The level of misinformation around the issue has become a significant problem, journalist Molly Taft argued in Gizmodo.
“This type of overblown fear-mongering can be a real detriment to residents in the area who are simply looking for reliable information about what they should do and what precautions they should take but are instead getting barraged by talking heads looking to make a buck off a disaster,” Taft wrote.
The situation has also led to some officials pleading with the public to simply stop spreading content or fear-mongering, arguing the official government accounts are the most accurate.
[Embed NTSB Twitter thread addressing misinformation:
Still, amid all the noise, it appears much of the government attempts at messaging are being drowned out or mistrusted.
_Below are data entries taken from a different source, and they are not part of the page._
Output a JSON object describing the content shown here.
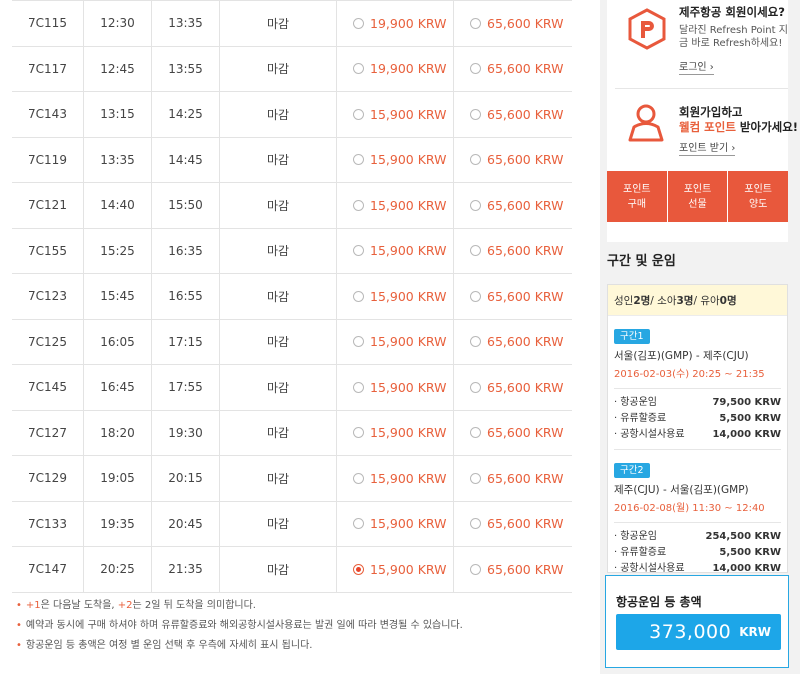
{
  "flights": [
    {
      "no": "7C115",
      "dep": "12:30",
      "arr": "13:35",
      "status": "마감",
      "fare1": "19,900 KRW",
      "fare2": "65,600 KRW",
      "fare1_selected": false
    },
    {
      "no": "7C117",
      "dep": "12:45",
      "arr": "13:55",
      "status": "마감",
      "fare1": "19,900 KRW",
      "fare2": "65,600 KRW",
      "fare1_selected": false
    },
    {
      "no": "7C143",
      "dep": "13:15",
      "arr": "14:25",
      "status": "마감",
      "fare1": "15,900 KRW",
      "fare2": "65,600 KRW",
      "fare1_selected": false
    },
    {
      "no": "7C119",
      "dep": "13:35",
      "arr": "14:45",
      "status": "마감",
      "fare1": "15,900 KRW",
      "fare2": "65,600 KRW",
      "fare1_selected": false
    },
    {
      "no": "7C121",
      "dep": "14:40",
      "arr": "15:50",
      "status": "마감",
      "fare1": "15,900 KRW",
      "fare2": "65,600 KRW",
      "fare1_selected": false
    },
    {
      "no": "7C155",
      "dep": "15:25",
      "arr": "16:35",
      "status": "마감",
      "fare1": "15,900 KRW",
      "fare2": "65,600 KRW",
      "fare1_selected": false
    },
    {
      "no": "7C123",
      "dep": "15:45",
      "arr": "16:55",
      "status": "마감",
      "fare1": "15,900 KRW",
      "fare2": "65,600 KRW",
      "fare1_selected": false
    },
    {
      "no": "7C125",
      "dep": "16:05",
      "arr": "17:15",
      "status": "마감",
      "fare1": "15,900 KRW",
      "fare2": "65,600 KRW",
      "fare1_selected": false
    },
    {
      "no": "7C145",
      "dep": "16:45",
      "arr": "17:55",
      "status": "마감",
      "fare1": "15,900 KRW",
      "fare2": "65,600 KRW",
      "fare1_selected": false
    },
    {
      "no": "7C127",
      "dep": "18:20",
      "arr": "19:30",
      "status": "마감",
      "fare1": "15,900 KRW",
      "fare2": "65,600 KRW",
      "fare1_selected": false
    },
    {
      "no": "7C129",
      "dep": "19:05",
      "arr": "20:15",
      "status": "마감",
      "fare1": "15,900 KRW",
      "fare2": "65,600 KRW",
      "fare1_selected": false
    },
    {
      "no": "7C133",
      "dep": "19:35",
      "arr": "20:45",
      "status": "마감",
      "fare1": "15,900 KRW",
      "fare2": "65,600 KRW",
      "fare1_selected": false
    },
    {
      "no": "7C147",
      "dep": "20:25",
      "arr": "21:35",
      "status": "마감",
      "fare1": "15,900 KRW",
      "fare2": "65,600 KRW",
      "fare1_selected": true
    }
  ],
  "notes": {
    "n1_plus1": "+1",
    "n1_mid": "은 다음날 도착을, ",
    "n1_plus2": "+2",
    "n1_end": "는 2일 뒤 도착을 의미합니다.",
    "n2": "예약과 동시에 구매 하셔야 하며 유류할증료와 해외공항시설사용료는 발권 일에 따라 변경될 수 있습니다.",
    "n3": "항공운임 등 총액은 여정 별 운임 선택 후 우측에 자세히 표시 됩니다."
  },
  "sidebar": {
    "member_title": "제주항공 회원이세요?",
    "member_desc": "달라진 Refresh Point 지금 바로 Refresh하세요!",
    "login_link": "로그인 ›",
    "join_title": "회원가입하고",
    "join_title2_hl": "웰컴 포인트",
    "join_title2_rest": " 받아가세요!",
    "point_link": "포인트 받기 ›",
    "point_buttons": [
      {
        "line1": "포인트",
        "line2": "구매"
      },
      {
        "line1": "포인트",
        "line2": "선물"
      },
      {
        "line1": "포인트",
        "line2": "양도"
      }
    ],
    "fare_heading": "구간 및 운임",
    "pax": {
      "adult_lbl": "성인",
      "adult": "2명",
      "child_lbl": " / 소아",
      "child": "3명",
      "infant_lbl": " / 유아",
      "infant": "0명"
    },
    "segments": [
      {
        "badge": "구간1",
        "route": "서울(김포)(GMP) - 제주(CJU)",
        "date": "2016-02-03(수) 20:25 ~ 21:35",
        "lines": [
          {
            "label": "항공운임",
            "value": "79,500 KRW"
          },
          {
            "label": "유류할증료",
            "value": "5,500 KRW"
          },
          {
            "label": "공항시설사용료",
            "value": "14,000 KRW"
          }
        ]
      },
      {
        "badge": "구간2",
        "route": "제주(CJU) - 서울(김포)(GMP)",
        "date": "2016-02-08(월) 11:30 ~ 12:40",
        "lines": [
          {
            "label": "항공운임",
            "value": "254,500 KRW"
          },
          {
            "label": "유류할증료",
            "value": "5,500 KRW"
          },
          {
            "label": "공항시설사용료",
            "value": "14,000 KRW"
          }
        ]
      }
    ],
    "total_label": "항공운임 등 총액",
    "total_value": "373,000",
    "total_unit": "KRW"
  },
  "colors": {
    "accent": "#e8603c",
    "button_orange": "#e8583c",
    "blue": "#1da6e8",
    "badge_blue": "#27a7e2"
  }
}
The Ohio EPA and Ohio Department of Health (ODH) did not immediately respond to a request to comment.
Sambanis believes the government is probably “doing the best they can with their current technology and ability,” but added that such messes could be more preventable with better public health communication infrastructure in place.
“It speaks to a larger issue that is becoming more and more prevalent,” Sambanis explained. “We need to build up our infrastructure when it comes to this emergency communication — and upgrade the technologies for everyone, not just for the areas that can raise tax dollars.”
One gap that needs to be addressed is updating the technology for 911 services, Sambanis said. However, there’s also a need to implement two-way communication technology.
Instead of making emergency alerts one-way, “Could we have individuals be able to respond and ask questions?” Sambanis asked. The technology exists — Sambanis pointed to safety and community app gpost — but the government funding simply does not.
Public agencies could also get better at monitoring social media as viral posts with misinformation emerge, then immediately “identifying and dispelling myths and misconceptions,” Sambanis said.
Additionally, there’s a push in emergency communications to embrace methods like pictograms, which can transcend language barriers – and may resonate more with the public than dry written statements.
Most importantly, the follow-up communication — where people have a responsive person or agency they can go to with their questions and health concerns — is key to begin fostering some trust with the public.
“The key is to over-communicate, and to make it two-way,” Sambanis said. “If we don’t provide the technology or upgrade the infrastructure associated with it, it’s just going to get worse over time.”